Tuesday, February 05, 2008

Stop Patrolling and Go

Thank you to Matt Henricksen for putting together what was an amazing reading last thursday in Brooklyn. I don't know if there's any hard count floating around, but I'd guess there were anywhere between 200 and 250 poet-tasters at Steal This Reading. So many people, in fact, that East Coast Aliens studio was nearly shut down by fire marshals for exceeding occupancy limits. Thankfully it wasn't and the other readers (save CD Wright, I suspect) and I read in front of the biggest audience of our lives. Even more exciting--I was able to sell out all the copies of VERGE.

But back to Matt H. The new issue of Cannibal is out:


The new issue includes a chapbook, Spring Psalter, by Nate Pritts, as well as new poems by Adam Clay, Jane Gregory, Jordan Davis, Chris Tonelli, Landis Everson and Justin Marks, among many, many others.
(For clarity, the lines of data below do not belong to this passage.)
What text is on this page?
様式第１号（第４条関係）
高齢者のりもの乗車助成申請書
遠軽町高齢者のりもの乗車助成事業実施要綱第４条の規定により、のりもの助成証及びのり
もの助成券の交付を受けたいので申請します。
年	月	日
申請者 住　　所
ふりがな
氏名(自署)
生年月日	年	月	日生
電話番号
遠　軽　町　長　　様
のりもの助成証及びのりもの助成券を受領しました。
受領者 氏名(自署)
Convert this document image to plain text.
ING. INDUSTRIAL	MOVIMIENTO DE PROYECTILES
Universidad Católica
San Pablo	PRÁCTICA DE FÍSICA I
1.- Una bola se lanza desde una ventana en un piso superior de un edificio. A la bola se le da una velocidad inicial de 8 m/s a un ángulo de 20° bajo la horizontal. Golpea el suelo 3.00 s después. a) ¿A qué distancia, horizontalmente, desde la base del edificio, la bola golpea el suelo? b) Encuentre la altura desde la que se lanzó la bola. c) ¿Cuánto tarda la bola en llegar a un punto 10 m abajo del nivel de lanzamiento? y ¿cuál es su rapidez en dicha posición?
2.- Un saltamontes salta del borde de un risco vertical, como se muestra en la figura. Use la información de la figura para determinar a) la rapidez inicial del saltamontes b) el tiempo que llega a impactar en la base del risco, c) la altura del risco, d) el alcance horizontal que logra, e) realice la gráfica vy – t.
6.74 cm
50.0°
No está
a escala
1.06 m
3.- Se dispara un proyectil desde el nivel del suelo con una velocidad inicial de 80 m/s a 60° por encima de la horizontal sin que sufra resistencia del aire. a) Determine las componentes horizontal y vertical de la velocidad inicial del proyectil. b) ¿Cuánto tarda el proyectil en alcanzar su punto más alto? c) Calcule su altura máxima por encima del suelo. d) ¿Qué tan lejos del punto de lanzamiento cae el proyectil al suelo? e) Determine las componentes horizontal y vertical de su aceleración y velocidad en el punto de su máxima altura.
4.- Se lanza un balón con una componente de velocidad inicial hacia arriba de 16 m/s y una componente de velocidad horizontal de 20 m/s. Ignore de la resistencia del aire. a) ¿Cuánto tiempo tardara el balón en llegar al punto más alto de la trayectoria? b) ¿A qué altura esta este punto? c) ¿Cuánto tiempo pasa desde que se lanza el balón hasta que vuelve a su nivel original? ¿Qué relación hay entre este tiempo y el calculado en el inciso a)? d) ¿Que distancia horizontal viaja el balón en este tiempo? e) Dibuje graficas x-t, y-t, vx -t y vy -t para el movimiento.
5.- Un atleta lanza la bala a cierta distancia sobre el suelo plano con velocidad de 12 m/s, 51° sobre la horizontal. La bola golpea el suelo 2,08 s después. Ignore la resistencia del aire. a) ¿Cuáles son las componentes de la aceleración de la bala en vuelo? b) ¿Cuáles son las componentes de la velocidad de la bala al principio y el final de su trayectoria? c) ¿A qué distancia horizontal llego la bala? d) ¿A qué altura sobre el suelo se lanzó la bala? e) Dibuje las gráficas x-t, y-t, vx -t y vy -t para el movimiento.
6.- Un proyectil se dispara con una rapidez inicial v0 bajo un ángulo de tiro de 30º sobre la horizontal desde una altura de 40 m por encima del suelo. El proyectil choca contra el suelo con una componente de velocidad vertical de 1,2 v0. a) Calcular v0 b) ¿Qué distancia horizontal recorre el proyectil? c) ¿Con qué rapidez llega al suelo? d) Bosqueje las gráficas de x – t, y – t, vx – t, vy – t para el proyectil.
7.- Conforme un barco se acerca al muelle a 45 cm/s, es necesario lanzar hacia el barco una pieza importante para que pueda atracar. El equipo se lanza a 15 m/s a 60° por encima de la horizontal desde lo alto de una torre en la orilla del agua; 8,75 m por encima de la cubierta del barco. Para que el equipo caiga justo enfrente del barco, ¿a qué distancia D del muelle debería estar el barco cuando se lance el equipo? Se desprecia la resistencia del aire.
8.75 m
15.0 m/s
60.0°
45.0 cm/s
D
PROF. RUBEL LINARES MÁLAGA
". . . The egomania and the self-loathing and the rage of the young poet are all qualities that no artist can afford to completely outgrow . . . I agree with Pascal that "one must have deeper motives and judge everything accordingly, but go on talking like an ordinary person." But I also believe that if the work is to survive it is at the height of accomplishment that one must feel one's failure most intimately, in the depths of self-doubt must burn with ambitions fiercest fires. It's not always pretty."

-Christian Wiman

Currently I'm ankle-deep into Norman Mailer's The Spooky Art. Purportedly it's a book on the art of the novel, but the insights into Lit Biz are candid:

"I was out of fashion and that was the score; that was all the score; the publishing habits of the past were going to be of no help . . . And so, as the language of sentiment would have it, something broke in me, but I do not know if it was so much a loving heart as a cyst of the weak, the unreal, and the needy, and I was finally open to my anger. I turned within my psyche, I can almost believe, for I felt something shift to murder in me. I finally had the simple sense to understand that if I wanted my work to travel further than others, the life of my talent depended on fighting a little more, and looking for help a little less . . . All I felt then was that I was an outlaw, a psychic outlaw, and I liked it, I liked it a good sight better than trying to be a gentleman . . . and for the first time in my life I knew what it was to make your kicks."